Bzdurki

napisał/a: Maja82 2008-07-09 12:55
Ja też na obiadek mam gołąbeczki :) Robota mojej mamci....są pyszne...mniammm
napisał/a: Maja82 2008-07-09 13:00
Mała Terrorystko słodkiego masz psiaczka :)
napisał/a: izabela_kubiak 2008-07-09 13:00
mmmmmmm, zazdroszcze, juz dzis kupuje kapuste na jutro;p
napisał/a: J_ustka 2008-07-09 13:05
Och, jak ja Wam zazdroszcze! Obecnie w Indiach przebywam od kilku miesiecy i takie smakołyki jak gołąbki to tu trudno zrobić... no, chyba, że z soja, ale to przecież nie to samo... Tęskni się czasami za mamusiowymi obiadkami.
Mała_Terrorystka, a Twojemu tatcie jak Indie się widzą?
Ja w Bombaju siedzę, mój narzeczony załapał się na ciekawą praktykę a ja staram się pracę magisterską pisać :D Ciekawe doświadczenie, polecam każdemu, ale nie na stałe tylko tak, żeby zobaczyć ten zupełnie inny świat :) a później wrócić do domku! Tak jak my to robimy :)
Cikitusia
napisał/a: Cikitusia 2008-07-09 13:13
A ja już po obiadku...... miałam zupkę pomidorową.....

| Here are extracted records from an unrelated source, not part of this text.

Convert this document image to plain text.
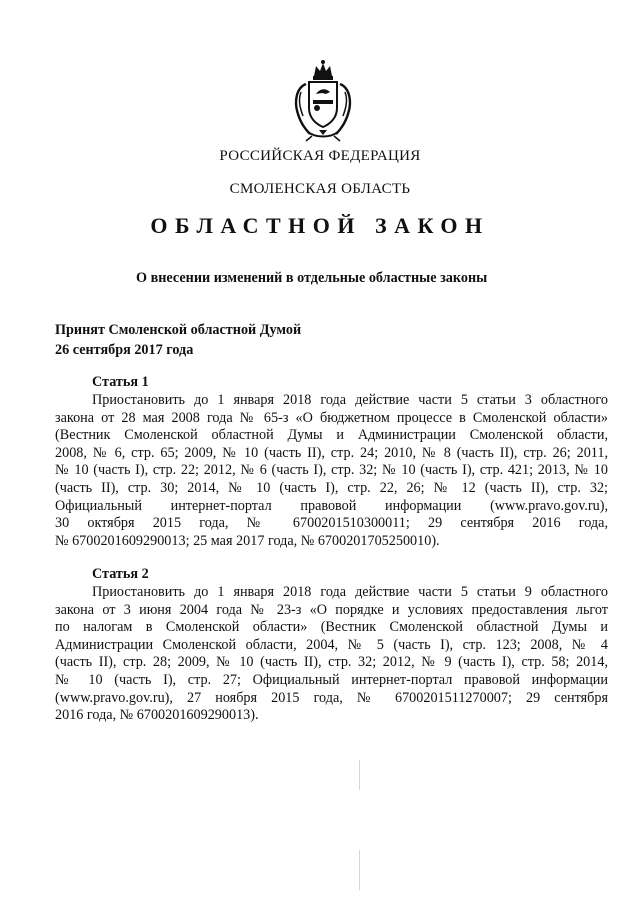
РОССИЙСКАЯ ФЕДЕРАЦИЯ
СМОЛЕНСКАЯ ОБЛАСТЬ
ОБЛАСТНОЙ ЗАКОН
О внесении изменений в отдельные областные законы
Принят Смоленской областной Думой
26 сентября 2017 года
Статья 1
Приостановить до 1 января 2018 года действие части 5 статьи 3 областного
закона от 28 мая 2008 года № 65-з «О бюджетном процессе в Смоленской области»
(Вестник Смоленской областной Думы и Администрации Смоленской области,
2008, № 6, стр. 65; 2009, № 10 (часть II), стр. 24; 2010, № 8 (часть II), стр. 26; 2011,
№ 10 (часть I), стр. 22; 2012, № 6 (часть I), стр. 32; № 10 (часть I), стр. 421; 2013, № 10
(часть II), стр. 30; 2014, № 10 (часть I), стр. 22, 26; № 12 (часть II), стр. 32;
Официальный интернет-портал правовой информации (www.pravo.gov.ru),
30 октября 2015 года, № 6700201510300011; 29 сентября 2016 года,
№ 6700201609290013; 25 мая 2017 года, № 6700201705250010).
Статья 2
Приостановить до 1 января 2018 года действие части 5 статьи 9 областного
закона от 3 июня 2004 года № 23-з «О порядке и условиях предоставления льгот
по налогам в Смоленской области» (Вестник Смоленской областной Думы и
Администрации Смоленской области, 2004, № 5 (часть I), стр. 123; 2008, № 4
(часть II), стр. 28; 2009, № 10 (часть II), стр. 32; 2012, № 9 (часть I), стр. 58; 2014,
№ 10 (часть I), стр. 27; Официальный интернет-портал правовой информации
(www.pravo.gov.ru), 27 ноября 2015 года, № 6700201511270007; 29 сентября
2016 года, № 6700201609290013).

napisał/a: rossa 2008-07-09 13:33
Dziewczyny bo utonę w swojej ślinie, skończcie pisać o tych pysznościach, bo ja w domu bedę ok 15.30
Cikitusia
napisał/a: Cikitusia 2008-07-09 14:21
...
napisał/a: MalaTerrorystka 2008-07-09 14:33
J_ustka napisal(a):Och, jak ja Wam zazdroszcze! Obecnie w Indiach przebywam od kilku miesiecy i takie smakołyki jak gołąbki to tu trudno zrobić... no, chyba, że z soja, ale to przecież nie to samo... Tęskni się czasami za mamusiowymi obiadkami.
Mała_Terrorystka, a Twojemu tatcie jak Indie się widzą?

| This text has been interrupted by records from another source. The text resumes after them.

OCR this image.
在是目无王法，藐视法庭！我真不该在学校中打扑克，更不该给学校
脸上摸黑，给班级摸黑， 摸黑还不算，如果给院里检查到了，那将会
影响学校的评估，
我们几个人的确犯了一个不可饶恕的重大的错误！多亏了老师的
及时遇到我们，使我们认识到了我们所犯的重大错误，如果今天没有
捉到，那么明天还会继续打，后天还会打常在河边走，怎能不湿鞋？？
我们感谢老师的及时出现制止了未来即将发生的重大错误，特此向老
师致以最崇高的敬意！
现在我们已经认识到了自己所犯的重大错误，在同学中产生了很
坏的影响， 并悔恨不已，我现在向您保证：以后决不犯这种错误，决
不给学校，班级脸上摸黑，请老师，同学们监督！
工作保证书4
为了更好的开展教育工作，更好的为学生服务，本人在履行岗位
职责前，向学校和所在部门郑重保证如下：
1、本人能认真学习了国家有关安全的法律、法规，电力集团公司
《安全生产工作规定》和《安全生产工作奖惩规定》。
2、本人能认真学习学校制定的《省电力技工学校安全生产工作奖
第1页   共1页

Ja w Bombaju siedzę, mój narzeczony załapał się na ciekawą praktykę a ja staram się pracę magisterską pisać :D Ciekawe doświadczenie, polecam każdemu, ale nie na stałe tylko tak, żeby zobaczyć ten zupełnie inny świat :) a później wrócić do domku! Tak jak my to robimy :)

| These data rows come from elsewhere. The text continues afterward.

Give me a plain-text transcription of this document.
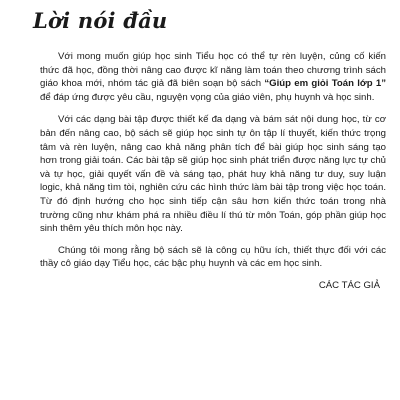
Lời nói đầu

Với mong muốn giúp học sinh Tiểu học có thể tự rèn luyện, củng cố kiến thức đã học, đồng thời nâng cao được kĩ năng làm toán theo chương trình sách giáo khoa mới, nhóm tác giả đã biên soạn bộ sách “Giúp em giỏi Toán lớp 1” để đáp ứng được yêu cầu, nguyện vọng của giáo viên, phụ huynh và học sinh.

Với các dạng bài tập được thiết kế đa dạng và bám sát nội dung học, từ cơ bản đến nâng cao, bộ sách sẽ giúp học sinh tự ôn tập lí thuyết, kiến thức trọng tâm và rèn luyện, nâng cao khả năng phân tích để bài giúp học sinh sáng tạo hơn trong giải toán. Các bài tập sẽ giúp học sinh phát triển được năng lực tự chủ và tự học, giải quyết vấn đề và sáng tạo, phát huy khả năng tư duy, suy luận logic, khả năng tìm tòi, nghiên cứu các hình thức làm bài tập trong việc học toán. Từ đó định hướng cho học sinh tiếp cận sâu hơn kiến thức toán trong nhà trường cũng như khám phá ra nhiều điều lí thú từ môn Toán, góp phần giúp học sinh thêm yêu thích môn học này.

Chúng tôi mong rằng bộ sách sẽ là công cụ hữu ích, thiết thực đối với các thầy cô giáo dạy Tiểu học, các bậc phụ huynh và các em học sinh.

CÁC TÁC GIẢ
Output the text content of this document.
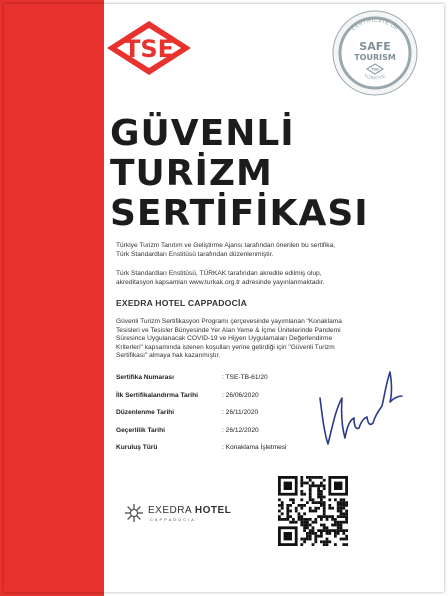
TSE
CERTIFICATE OF
SAFE
TOURISM
TSE
TÜRKİYE
GÜVENLİ
TURİZM
SERTİFİKASI
Türkiye Turizm Tanıtım ve Geliştirme Ajansı tarafından önerilen bu sertifika,
Türk Standardları Enstitüsü tarafından düzenlenmiştir.
Türk Standardları Enstitüsü, TÜRKAK tarafından akredite edilmiş olup,
akreditasyon kapsamları www.turkak.org.tr adresinde yayınlanmaktadır.
EXEDRA HOTEL CAPPADOCİA
Güvenli Turizm Sertifikasyon Programı çerçevesinde yayımlanan "Konaklama
Tesisleri ve Tesisler Bünyesinde Yer Alan Yeme & İçme Ünitelerinde Pandemi
Süresince Uygulanacak COVID-19 ve Hijyen Uygulamaları Değerlendirme
Kriterleri" kapsamında istenen koşulları yerine getirdiği için "Güvenli Turizm
Sertifikası" almaya hak kazanmıştır.
Sertifika Numarası	: TSE-TB-61/20
İlk Sertifikalandırma Tarihi	: 26/06/2020
Düzenlenme Tarihi	: 26/11/2020
Geçerlilik Tarihi	: 26/12/2020
Kuruluş Türü	: Konaklama İşletmesi
EXEDRA HOTEL
CAPPADOCIA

Mój Tata był w Bokaro. Już 4 albo 5 raz, ale drugi raz na tak długo. Był na delegacji. Nie podobaja Mu się. Kurz, brud, bieda, morderczy klimat, jedzenie - codziennie to samo, jałowe, tylko ładnie kolorowe. Co innego wycieczka krajoznawcza, a co innego normalna praca:) Więc na pewno inaczej się na to patrzy zwiedzając Indie z przewodnikiem, poznając kulturę i tradycję tego kraju (co sama bardzo chętnie bym zrobiła), czy nawet siedzac w miarę "cywilizowanym"miejscu, a co innego pracując, dogadując się z ludźmi, tułając się po obiekcie i męcząc się - bo niestety to były dla Niego męczące 3 miesiące. Ale na szczeście - jest już w domu, cały, zdrowy i szczęśliwy:)No i nareszcie z nami:)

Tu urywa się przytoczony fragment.